我编写了一个 Spark 结构化流应用程序,它从 Kafka 主题中读取数据并将这些消息实时写入 Oracle。一切正常,除非作业被终止并且正在写入的当前消息被破坏(即它是用疯狂的值写入的)。
在这里你可以看到我的代码的快照。有人知道我该如何解决这样的问题吗?PS。这个问题也不会引发异常。
class JDBCSink(sql_stmt: String, sparkSession: SparkSession) extends org.apache.spark.sql.ForeachWriter[org.apache.spark.sql.Row] {
val driver = "oracle.jdbc.driver.OracleDriver"
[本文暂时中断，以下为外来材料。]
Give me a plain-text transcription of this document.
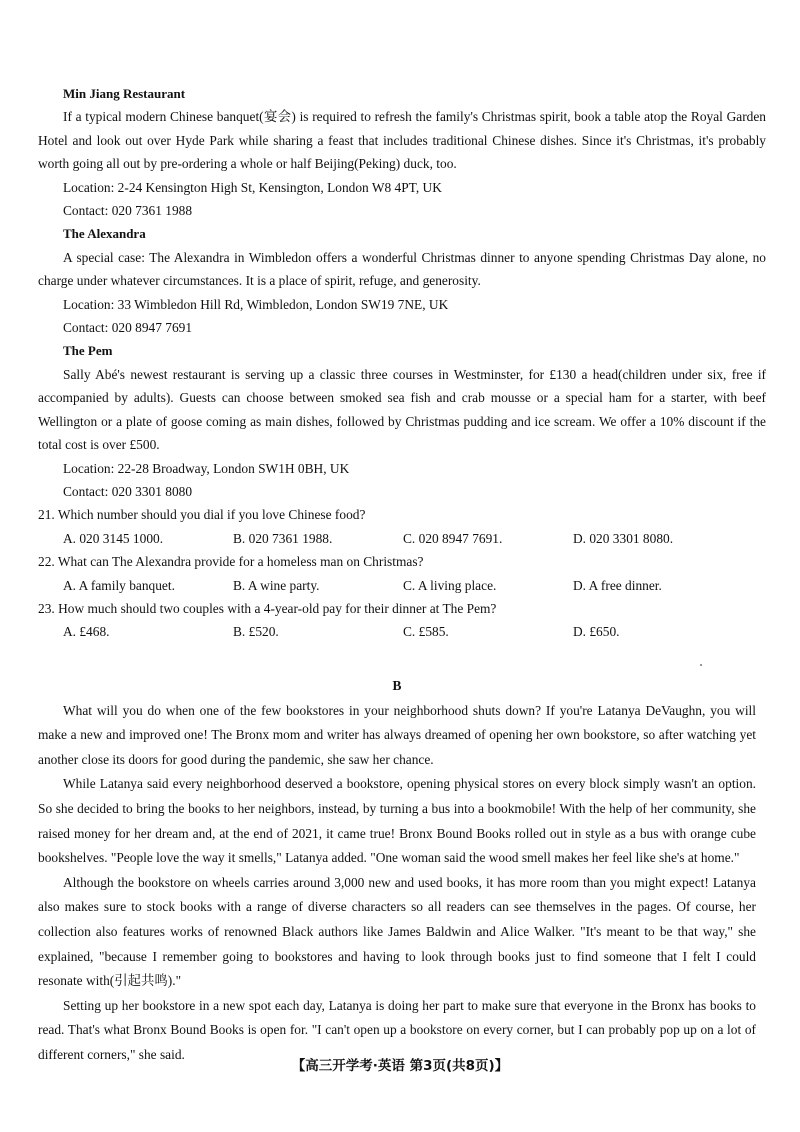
Min Jiang Restaurant

If a typical modern Chinese banquet(宴会) is required to refresh the family's Christmas spirit, book a table atop the Royal Garden Hotel and look out over Hyde Park while sharing a feast that includes traditional Chinese dishes. Since it's Christmas, it's probably worth going all out by pre-ordering a whole or half Beijing(Peking) duck, too.

Location: 2-24 Kensington High St, Kensington, London W8 4PT, UK

Contact: 020 7361 1988

The Alexandra

A special case: The Alexandra in Wimbledon offers a wonderful Christmas dinner to anyone spending Christmas Day alone, no charge under whatever circumstances. It is a place of spirit, refuge, and generosity.

Location: 33 Wimbledon Hill Rd, Wimbledon, London SW19 7NE, UK

Contact: 020 8947 7691

The Pem

Sally Abé's newest restaurant is serving up a classic three courses in Westminster, for £130 a head(children under six, free if accompanied by adults). Guests can choose between smoked sea fish and crab mousse or a special ham for a starter, with beef Wellington or a plate of goose coming as main dishes, followed by Christmas pudding and ice scream. We offer a 10% discount if the total cost is over £500.

Location: 22-28 Broadway, London SW1H 0BH, UK

Contact: 020 3301 8080

21. Which number should you dial if you love Chinese food?

A. 020 3145 1000.	B. 020 7361 1988.	C. 020 8947 7691.	D. 020 3301 8080.

22. What can The Alexandra provide for a homeless man on Christmas?

A. A family banquet.	B. A wine party.	C. A living place.	D. A free dinner.

23. How much should two couples with a 4-year-old pay for their dinner at The Pem?

A. £468.	B. £520.	C. £585.	D. £650.

B

What will you do when one of the few bookstores in your neighborhood shuts down? If you're Latanya DeVaughn, you will make a new and improved one! The Bronx mom and writer has always dreamed of opening her own bookstore, so after watching yet another close its doors for good during the pandemic, she saw her chance.

While Latanya said every neighborhood deserved a bookstore, opening physical stores on every block simply wasn't an option. So she decided to bring the books to her neighbors, instead, by turning a bus into a bookmobile! With the help of her community, she raised money for her dream and, at the end of 2021, it came true! Bronx Bound Books rolled out in style as a bus with orange cube bookshelves. "People love the way it smells," Latanya added. "One woman said the wood smell makes her feel like she's at home."

Although the bookstore on wheels carries around 3,000 new and used books, it has more room than you might expect! Latanya also makes sure to stock books with a range of diverse characters so all readers can see themselves in the pages. Of course, her collection also features works of renowned Black authors like James Baldwin and Alice Walker. "It's meant to be that way," she explained, "because I remember going to bookstores and having to look through books just to find someone that I felt I could resonate with(引起共鸣)."

Setting up her bookstore in a new spot each day, Latanya is doing her part to make sure that everyone in the Bronx has books to read. That's what Bronx Bound Books is open for. "I can't open up a bookstore on every corner, but I can probably pop up on a lot of different corners," she said.

【高三开学考·英语 第3页(共8页)】
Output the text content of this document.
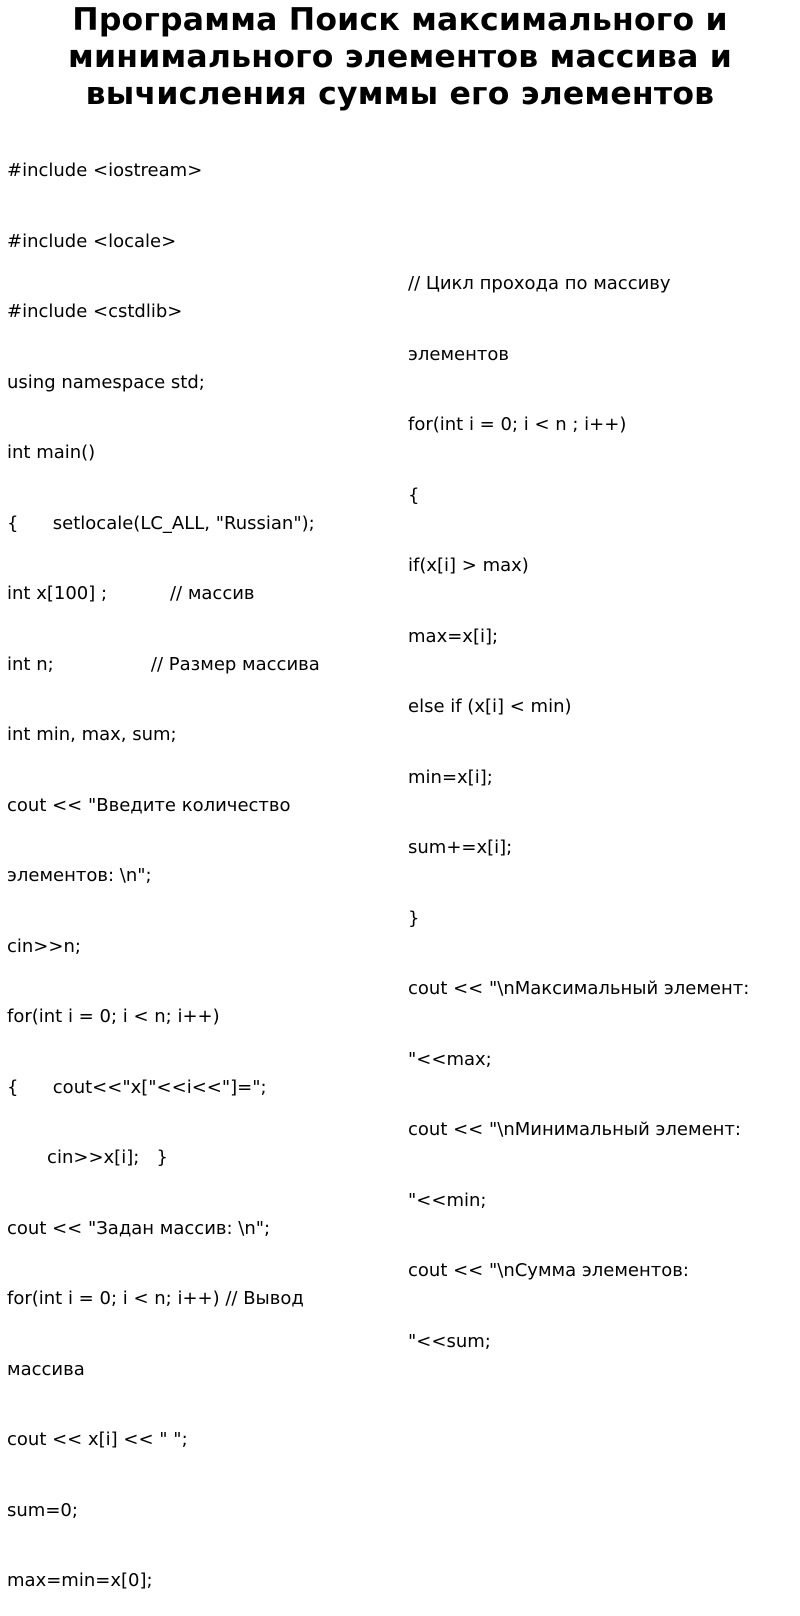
Программа Поиск максимального и
минимального элементов массива и
вычисления суммы его элементов

#include <iostream>

#include <locale>

#include <cstdlib>

using namespace std;

int main()

{      setlocale(LC_ALL, "Russian");

int x[100] ;           // массив

int n;                 // Размер массива

int min, max, sum;

cout << "Введите количество

элементов: \n";

cin>>n;

for(int i = 0; i < n; i++)

{      cout<<"x["<<i<<"]=";

cin>>x[i];   }

cout << "Задан массив: \n";

for(int i = 0; i < n; i++) // Вывод

массива

cout << x[i] << " ";

sum=0;

max=min=x[0];

// Цикл прохода по массиву

элементов

for(int i = 0; i < n ; i++)

{

if(x[i] > max)

max=x[i];

else if (x[i] < min)

min=x[i];

sum+=x[i];

}

cout << "\nМаксимальный элемент:

"<<max;

cout << "\nМинимальный элемент:

"<<min;

cout << "\nСумма элементов:

"<<sum;
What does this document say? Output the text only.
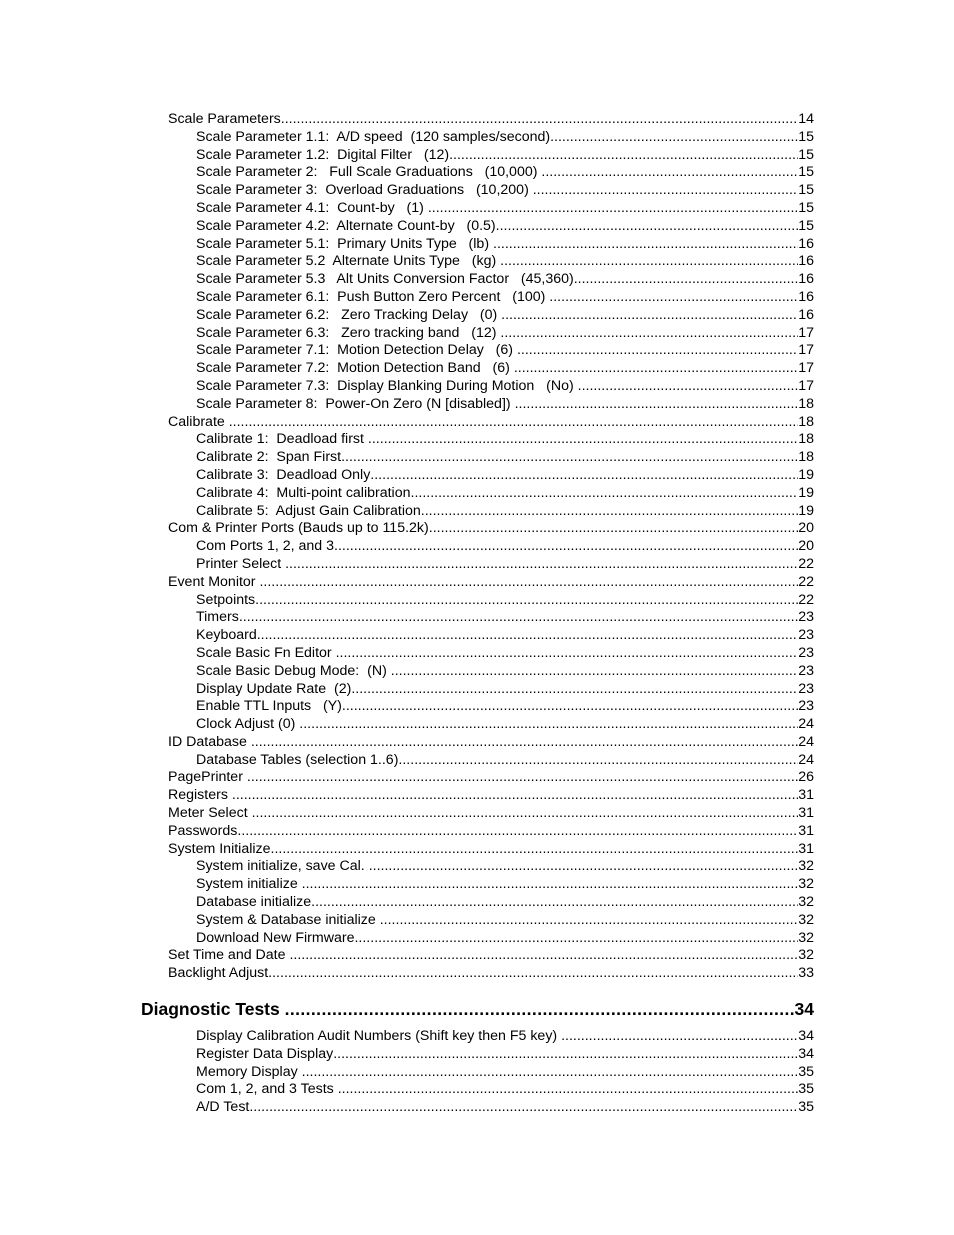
Scale Parameters .....	14
Scale Parameter 1.1:  A/D speed  (120 samples/second) .....	15
Scale Parameter 1.2:  Digital Filter   (12) .....	15
Scale Parameter 2:   Full Scale Graduations   (10,000) .....	15
Scale Parameter 3:  Overload Graduations   (10,200) .....	15
Scale Parameter 4.1:  Count-by   (1) .....	15
Scale Parameter 4.2:  Alternate Count-by   (0.5) .....	15
Scale Parameter 5.1:  Primary Units Type   (lb) .....	16
Scale Parameter 5.2  Alternate Units Type   (kg) .....	16
Scale Parameter 5.3   Alt Units Conversion Factor   (45,360) .....	16
Scale Parameter 6.1:  Push Button Zero Percent   (100) .....	16
Scale Parameter 6.2:   Zero Tracking Delay   (0) .....	16
Scale Parameter 6.3:   Zero tracking band   (12) .....	17
Scale Parameter 7.1:  Motion Detection Delay   (6) .....	17
Scale Parameter 7.2:  Motion Detection Band   (6) .....	17
Scale Parameter 7.3:  Display Blanking During Motion   (No) .....	17
Scale Parameter 8:  Power-On Zero (N [disabled]) .....	18
Calibrate .....	18
Calibrate 1:  Deadload first .....	18
Calibrate 2:  Span First .....	18
Calibrate 3:  Deadload Only .....	19
Calibrate 4:  Multi-point calibration. .....	19
Calibrate 5:  Adjust Gain Calibration .....	19
Com & Printer Ports (Bauds up to 115.2k) .....	20
Com Ports 1, 2, and 3 .....	20
Printer Select .....	22
Event Monitor .....	22
Setpoints .....	22
Timers .....	23
Keyboard .....	23
Scale Basic Fn Editor .....	23
Scale Basic Debug Mode:  (N) .....	23
Display Update Rate  (2) .....	23
Enable TTL Inputs   (Y) .....	23
Clock Adjust (0) .....	24
ID Database .....	24
Database Tables (selection 1..6) .....	24
PagePrinter .....	26
Registers .....	31
Meter Select .....	31
Passwords .....	31
System Initialize .....	31
System initialize, save Cal. .....	32
System initialize .....	32
Database initialize .....	32
System & Database initialize .....	32
Download New Firmware .....	32
Set Time and Date .....	32
Backlight Adjust .....	33
Diagnostic Tests .....	34
Display Calibration Audit Numbers (Shift key then F5 key) .....	34
Register Data Display .....	34
Memory Display .....	35
Com 1, 2, and 3 Tests .....	35
A/D Test .....	35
val url = "jdbc:oracle:thin:@xxx.net:1234:DB"
val user = "usr"
val pwd = "pwd"
var statement2: java.sql.PreparedStatement = _
var clob: java.sql.Clob = _
Class.forName(driver)
lazy val dbConnection = SingletonConnection
def open(partitionId: Long, version: Long): Boolean = {
val connection = dbConnection.getConnection(url, user, pwd)
statement2 = dbConnection.getPreparedStatement(sql_stmt)
clob = dbConnection.getClob()
true
}
def process(value: org.apache.spark.sql.Row): Unit = {
val sw = new StringWriter
value.schema.fields.zipWithIndex.foreach {
//((name, type, nullable), position)
case (StructField(_, StringType, _, _), i) => statement2.setString(i + 1, value.getAs(i))
case (StructField(_, TimestampType, _, _), i) => statement2.setTimestamp(i + 1, value.getAs[Timestamp](i))
case (StructField(_, IntegerType, _, _), i) => statement2.setInt(i + 1, value.getAs[Int](i))
case (StructField(_, LongType, _, _), i) => statement2.setLong(i + 1, value.getAs[Long](i))
case (StructField(_, DateType, _, _), i) => statement2.setDate(i + 1, value.getDate(i))
case _ => statement2
}
try {
statement2.execute
}catch{
case i: java.sql.SQLIntegrityConstraintViolationException => {
i.printStackTrace(new PrintWriter(sw))
log.info(s"Duplicate key: ${value} due to ${sw.toString}")
}
case e: java.sql.SQLException => {
e.printStackTrace(new PrintWriter(sw))
log.warn(s"Could not process message: ${value} due to ${sw.toString}")
}
case t: Throwable => {
t.printStackTrace(new PrintWriter(sw))
log.error(sw.toString)
}
}
}
def close(errorOrNull: Throwable): Unit = {
}
}
/*... Additional code to load kafka stream ...*/
var v_sql = "INSERT INTO msgs VALUES (hextoraw(?), ?, ?, ?, ?, ?, ?, ?, ?, ?)"
val writerRawMsgs = new JDBCSink(v_sql, spark)
val query_msgs = {
kafkaMsgsFormatted
.writeStream
.outputMode("append")
.option("checkpointLocation", outputHDFSFolder)
.foreach(writerRawMsgs)
.start()
}